Results/action: If your working capital is too low, you may need to take steps to rectify it. Increase trading performance to improve over time or look for opportunities to shift some current (short-term) liabilities to non-current liabilities.

Aged debtors and debtor days

What to do: Determine how many aged debtors (unpaid customer invoices) you have. They present a risk to your cash flow and can be a credit risk. Also, look at the average number of days your debtors take to pay you.

Results/action: If you have a high number of aged debtors or debt collection is slow, it may be necessary to review and revise your collections process to improve cash flow and reduce the risk of bad debt. You may also want to adjust your financial statements to reflect the potential loss from bad debt.

Stock turnover 

What to do:  Look at how long you keep stock before it’s sold. Divide the cost of goods sold (COGS) by the average inventory value over a specific period. The result is your stock turnover ratio.

Results/action: A high stock turnover rate indicates that your business is efficiently managing its inventory, while a low stock turnover rate may indicate you’re holding onto excess inventory. 

Several things you can do to improve stock turnover include reviewing your inventory management practices, analysing your inventory mix, adjusting your pricing strategy and liquidating excess inventory. 

Tax provision 

What to do: Make sure you understand both your historical unpaid tax liabilities and the tax liability you’re accruing through the current financial year. Are you recording the current provision in your accounts? And do you have the cash put aside to fund it?

Results/action: If your current tax liability is higher than your tax provision, you may need to adjust your provision to reflect the increased liability. You may also want to analyse the reasons for the differences. 

Ageing of equipment 

What to do: Review your fixed asset inventory to assess the condition of each item and determine whether it’s still in good working order or requires dealing with. 

Results/action: Equipment can be dealt with in several ways, including repairing and refurbishing, replacing, retiring or monitoring. If investment is needed, consider how this will be funded, and ideally, identify and budget for this well in advance.

Employee leave provisions/liability 

What to do: Look at the balance of the employee leave provision on the balance sheet. If it’s not recorded on your balance sheet, consider adding it. At the very least, make sure you can monitor it through other payroll reporting.

Results/action: Record it as a liability as it represents the amount of money your business owes to your employees for accrued leave entitlements. By understanding your employee leave provisions, you can manage your obligations to your employees effectively while providing insight into your business’s financial performance and future cash flow.

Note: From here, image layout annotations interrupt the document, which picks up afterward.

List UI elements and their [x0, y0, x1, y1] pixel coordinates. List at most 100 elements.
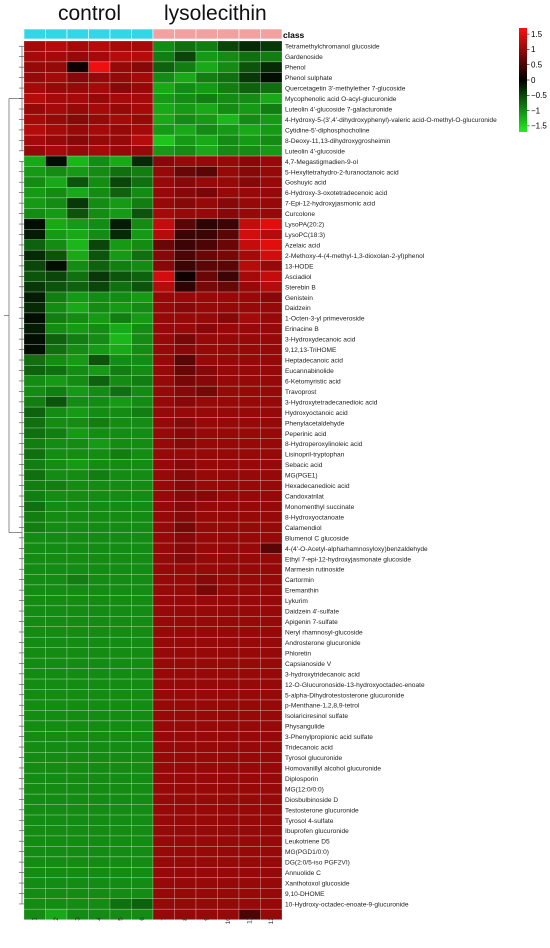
row-label: Tetramethylchromanol glucoside — [285, 44, 380, 51]
heatmap-cell — [260, 344, 283, 356]
heatmap-cell — [260, 208, 283, 220]
heatmap-cell — [45, 113, 68, 125]
heatmap-cell — [260, 804, 283, 816]
heatmap-cell — [217, 239, 240, 251]
row-label: Xanthotoxol glucoside — [285, 881, 350, 888]
class-bar-cell — [131, 28, 154, 40]
heatmap-cell — [88, 93, 111, 105]
heatmap-cell — [45, 176, 68, 188]
colorbar: 1.5 1 0.5 0 −0.5 −1 −1.5 — [519, 28, 547, 132]
heatmap-cell — [66, 825, 89, 837]
heatmap-cell — [88, 772, 111, 784]
heatmap-cell — [152, 103, 175, 115]
heatmap-cell — [131, 867, 154, 879]
row-label: Hexadecanedioic acid — [285, 483, 350, 490]
row-label: Apigenin 7-sulfate — [285, 619, 338, 626]
heatmap-cell — [66, 511, 89, 523]
row-label: Lisinopril-tryptophan — [285, 452, 345, 459]
heatmap-cell — [109, 772, 132, 784]
heatmap-cell — [217, 187, 240, 199]
heatmap-cell — [109, 825, 132, 837]
heatmap-cell — [45, 574, 68, 586]
row-label: DG(2:0/5-iso PGF2VI) — [285, 860, 350, 867]
heatmap-cell — [23, 459, 46, 471]
heatmap-cell — [23, 720, 46, 732]
heatmap-cell — [88, 835, 111, 847]
heatmap-cell — [66, 375, 89, 387]
heatmap-cell — [195, 741, 218, 753]
heatmap-cell — [260, 699, 283, 711]
colorbar-tick-label: −1 — [531, 106, 541, 115]
heatmap-cell — [109, 72, 132, 84]
heatmap-cell — [131, 312, 154, 324]
heatmap-cell — [195, 720, 218, 732]
row-label: Hydroxyoctanoic acid — [285, 410, 348, 417]
heatmap-cell — [238, 417, 261, 429]
colorbar-tick-label: 0.5 — [531, 61, 543, 70]
heatmap-cell — [109, 406, 132, 418]
heatmap-cell — [217, 155, 240, 167]
heatmap-cell — [238, 239, 261, 251]
row-label: Gardenoside — [285, 54, 323, 61]
heatmap-cell — [66, 176, 89, 188]
heatmap-cell — [217, 365, 240, 376]
heatmap-cell — [23, 469, 46, 481]
heatmap-cell — [23, 710, 46, 722]
heatmap-cell — [88, 40, 111, 52]
heatmap-cell — [238, 521, 261, 533]
heatmap-cell — [66, 302, 89, 314]
heatmap-cell — [131, 898, 154, 910]
heatmap-cell — [88, 657, 111, 669]
heatmap-cell — [109, 856, 132, 868]
heatmap-cell — [238, 260, 261, 272]
heatmap-cell — [109, 574, 132, 586]
heatmap-cell — [109, 542, 132, 554]
heatmap-cell — [217, 563, 240, 575]
row-label: Diplosporin — [285, 776, 318, 783]
heatmap-cell — [217, 427, 240, 439]
heatmap-cell — [66, 814, 89, 826]
row-label: 8-Hydroperoxylinoleic acid — [285, 441, 363, 448]
heatmap-cell — [260, 752, 283, 763]
heatmap-cell — [217, 521, 240, 533]
heatmap-cell — [217, 490, 240, 502]
heatmap-cell — [109, 187, 132, 199]
heatmap-cell — [238, 584, 261, 596]
heatmap-cell — [152, 731, 175, 743]
heatmap-cell — [131, 846, 154, 858]
heatmap-cell — [195, 40, 218, 52]
row-label: 3-hydroxytridecanoic acid — [285, 671, 360, 678]
heatmap-cell — [152, 459, 175, 471]
row-label: 9,10-DHOME — [285, 891, 325, 898]
heatmap-cell — [238, 846, 261, 858]
heatmap-cell — [238, 40, 261, 52]
heatmap-cell — [260, 406, 283, 418]
heatmap-cell — [131, 616, 154, 628]
heatmap-cell — [66, 584, 89, 596]
heatmap-cell — [45, 145, 68, 157]
heatmap-cell — [66, 103, 89, 115]
heatmap-cell — [88, 312, 111, 324]
heatmap-cell — [238, 888, 261, 899]
heatmap-cell — [217, 229, 240, 240]
row-label: Annuolide C — [285, 870, 321, 877]
heatmap-cell — [195, 166, 218, 178]
heatmap-cell — [152, 678, 175, 690]
heatmap-cell — [260, 51, 283, 63]
heatmap-cell — [174, 710, 197, 722]
heatmap-cell — [131, 103, 154, 115]
heatmap-cell — [23, 427, 46, 439]
heatmap-cell — [131, 835, 154, 847]
heatmap-cell — [45, 668, 68, 680]
heatmap-cell — [131, 595, 154, 607]
heatmap-cell — [174, 344, 197, 356]
heatmap-cell — [174, 867, 197, 879]
heatmap-cell — [45, 406, 68, 418]
heatmap-cell — [131, 731, 154, 743]
heatmap-cell — [174, 898, 197, 910]
heatmap-cell — [260, 772, 283, 784]
heatmap-cell — [195, 825, 218, 837]
heatmap-cell — [66, 197, 89, 209]
row-label: Mycophenolic acid O-acyl-glucuronide — [285, 96, 397, 103]
heatmap-cell — [217, 856, 240, 868]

Review your reports regularly 

We hope this has given you a good understanding of what to look for in your financial management reporting, what the results mean, and what actions to take. We recommend you report on a regular basis as follows:

  • Monthly – Profit and loss and working capital position
  • Quarterly –  More detailed monitoring, including rolling forecast (what’s coming up) and tax provision and projection
  • Annually/biannually – Tie finance performance into your strategic review 

The more you understand your financial management reports, the deeper insights you can gain and the more effective action you can take to make improvements in your business to boost your position and bottom line.